SciFi Book Review: The Spirit Well

The Spirit Well by Stephen R. Lawhead

Synopsis:
The Search for the Map—and the secret behind its cryptic code—intensifies in a quest across time, space, and multiple realities.

But what if the true treasure isn’t the map at all . . . what if the map marks something far greater? Something one world cannot contain? Those who desire to unlock that mystery are in a race to possess the secret—for good or evil.

Kit Livingstone is mastering the ability to travel across realities using ley lines and has forged a link from the Bone House, a sacred lodge made of animal bones, to the fabled Spirit Well, a place of profound power.

His friend Mina is undercover in a Spanish monastery high in the Pyrenees, learning all she can from a monk named Brother Lazarus. Still determined to find Kit, she is beginning to experience a greater destiny than she can fathom.

Cassandra Clarke is overseeing an archaeological dig in Arizona when a chance encounter transports her to 1950s Damascus. There, she finds herself unwillingly drawn to the Seekers—the last living remnants of the Zetetic Society who need her help to track down the missing Cosimo Livingstone and his grandson Kit.

But there are darker forces at work in the universe whose agents always seem to be one step ahead of the rest—and they’re all desperate to gain the ultimate prize in this treasure hunt where the stakes increase at every turn. At the heart of the mystery lies the Spirit Well.

Review:
This is the third novel in the Bright Empires series. I have read the first, but missed the second. Though, I had no problem jumping back into the story.
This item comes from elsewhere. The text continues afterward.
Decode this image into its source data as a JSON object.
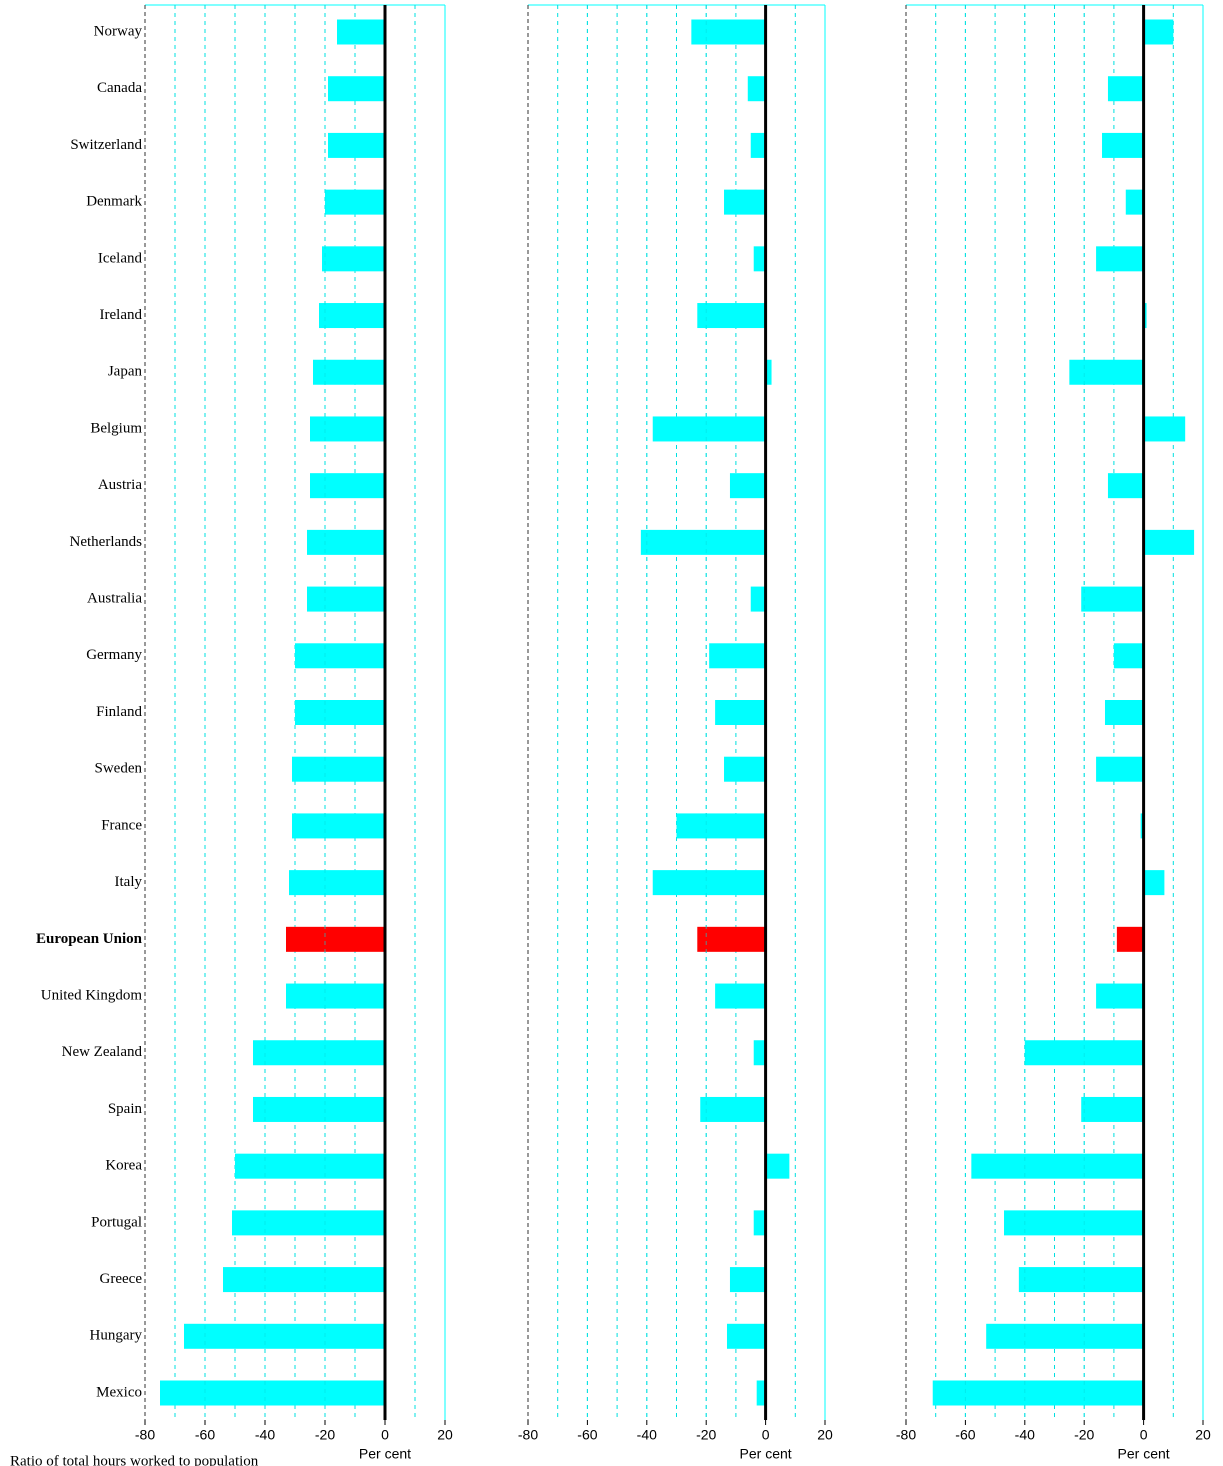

In fact, it didn’t seem like I had missed too much. And there was a nice recap at the beginning that caught me up on what all had happened, some of which I had forgotten.

The characters are fairly memorable, especially that of Mina who is an incredibly capable and self-sufficient young woman. As the novel follows the various characters and their journeys, the Spirit Well becomes the focus as the Skin Map takes a back seat.

Lawhead’s scifi/fantasy world is one of time travel and alternate realities where ley lines can send travelers to countless eras and destinations. The story is complex with many characters and subplots, but is still easy to follow. It’s an ambitious adventure, blending science fiction and fantasy. I enjoyed the pacing, but this installment wasn’t as suspenseful as the first. And it ended somewhat abruptly, but I’m not sure if the story is engaging enough keep me reading the rest of the series.

SciFi Book Review: Taken

Taken by Erin Bowman

Synopsis:
There are no men in Claysoot.
There are boys—but every one of them vanishes at midnight on his eighteenth birthday. The ground shakes, the wind howls, a blinding light descends . . . and he’s gone.
They call it the Heist.

Gray Weathersby’s eighteenth birthday is mere months away, and he’s prepared to meet his fate—until he finds a strange note from his mother and starts to question everything he’s been raised to accept: the Council leaders and their obvious secrets, the Heist itself, and what lies beyond the Wall that surrounds Claysoot—a structure that no one can cross and survive.

Climbing the Wall is suicide, but what comes after the Heist could be worse. Should he sit back and wait to be taken—or risk everything on the hope of the other side?

Review:
Gray is headstrong yet likeable. He’s very different from his peacemaker brother. So when his brother disappears on his birthday and Gray learns a shocking secret, he decides to climb the Wall and discover the truth – even if it kills him.

Bowman has created a fascinating dystopia wrapped in a mystery that slowly unfolds throughout the novel. This is one fantastic debut that should not be missed. Full of mystery, danger, drama, romance, intrigue, and lies – Taken is impossible to put down. The characters are engaging and the story complex. Fast-paced and exciting – this will certainly make my list of favorites for the year.